If your Logstores use the pay-by-feature billing mode, you are charged for computing in Simple Log Service. If you access a public Simple Log Service endpoint, you may be charged for Internet traffic. For more information, see Billable items of pay-by-feature.
Consumers
The following table describes the consumers that are supported by the rule-based data consumption feature.
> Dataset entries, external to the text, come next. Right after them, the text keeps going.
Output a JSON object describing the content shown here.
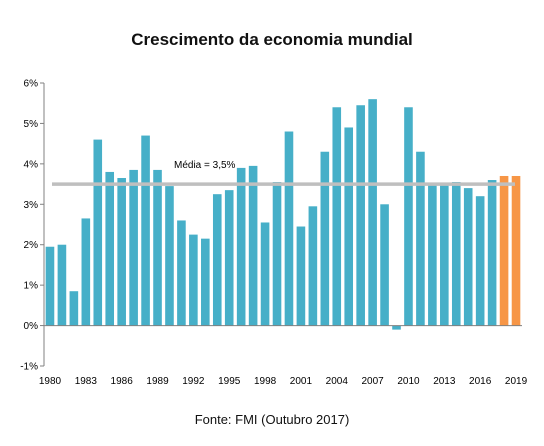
{
  "chart_data": {
    "type": "bar",
    "title": "Crescimento da economia mundial",
    "source": "Fonte: FMI (Outubro 2017)",
    "xlabel": "",
    "ylabel": "",
    "ylim": [
      -1,
      6
    ],
    "y_ticks": [
      "-1%",
      "0%",
      "1%",
      "2%",
      "3%",
      "4%",
      "5%",
      "6%"
    ],
    "x_tick_labels": [
      "1980",
      "1983",
      "1986",
      "1989",
      "1992",
      "1995",
      "1998",
      "2001",
      "2004",
      "2007",
      "2010",
      "2013",
      "2016",
      "2019"
    ],
    "categories": [
      "1980",
      "1981",
      "1982",
      "1983",
      "1984",
      "1985",
      "1986",
      "1987",
      "1988",
      "1989",
      "1990",
      "1991",
      "1992",
      "1993",
      "1994",
      "1995",
      "1996",
      "1997",
      "1998",
      "1999",
      "2000",
      "2001",
      "2002",
      "2003",
      "2004",
      "2005",
      "2006",
      "2007",
      "2008",
      "2009",
      "2010",
      "2011",
      "2012",
      "2013",
      "2014",
      "2015",
      "2016",
      "2017",
      "2018",
      "2019"
    ],
    "values": [
      1.95,
      2.0,
      0.85,
      2.65,
      4.6,
      3.8,
      3.65,
      3.85,
      4.7,
      3.85,
      3.45,
      2.6,
      2.25,
      2.15,
      3.25,
      3.35,
      3.9,
      3.95,
      2.55,
      3.55,
      4.8,
      2.45,
      2.95,
      4.3,
      5.4,
      4.9,
      5.45,
      5.6,
      3.0,
      -0.1,
      5.4,
      4.3,
      3.5,
      3.5,
      3.55,
      3.4,
      3.2,
      3.6,
      3.7,
      3.7
    ],
    "forecast_from": "2018",
    "average": {
      "label": "Média = 3,5%",
      "value": 3.5
    },
    "colors": {
      "bar": "#46AFC8",
      "forecast": "#F79646",
      "average_line": "#BFBFBF"
    },
    "grid": false,
    "legend": "none"
  }
}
Type | Consumer | Description |
Applications in various programming languages | Applications in various programming languages | Applications that are developed in programming languages, such as Java, Python, and Go, can consume data in Simple Log Service as consumer groups. For more information, see Consume log data and Use consumer groups to consume data. |
Cloud services | Realtime Compute for Apache Flink | You can use Realtime Compute for Apache Flink to consume data in Simple Log Service in real time. For more information, see Simple Log Service connector. |
Stream computing frameworks | Apache Kafka | You can use the stream computing framework Apache Kafka to consume data in Simple Log Service in real time. For more information, see Use Kafka to consume data based on SPL statements. |
Usage notes
Rule-based data consumption involves complex computing in Simple Log Service. The complexity of SPL-based computing and the differences in data features result in slight latency increase when Simple Log Service reads data. For example, when Simple Log Service reads 5 MB of data, the read latency increases by 10 to 100 milliseconds. In most cases, the total amount of time that is used from data read by Simple Log Service to data computing on your on-premises machine decreases even if read latency increases.
If you use the rule-based data consumption feature and invalid SPL syntax or missing source fields exist, data may be lost or data consumption may fail. For more information, see Handle errors.
If you use the rule-based data consumption feature, you can specify an SPL statement that is up to 4 KB in size.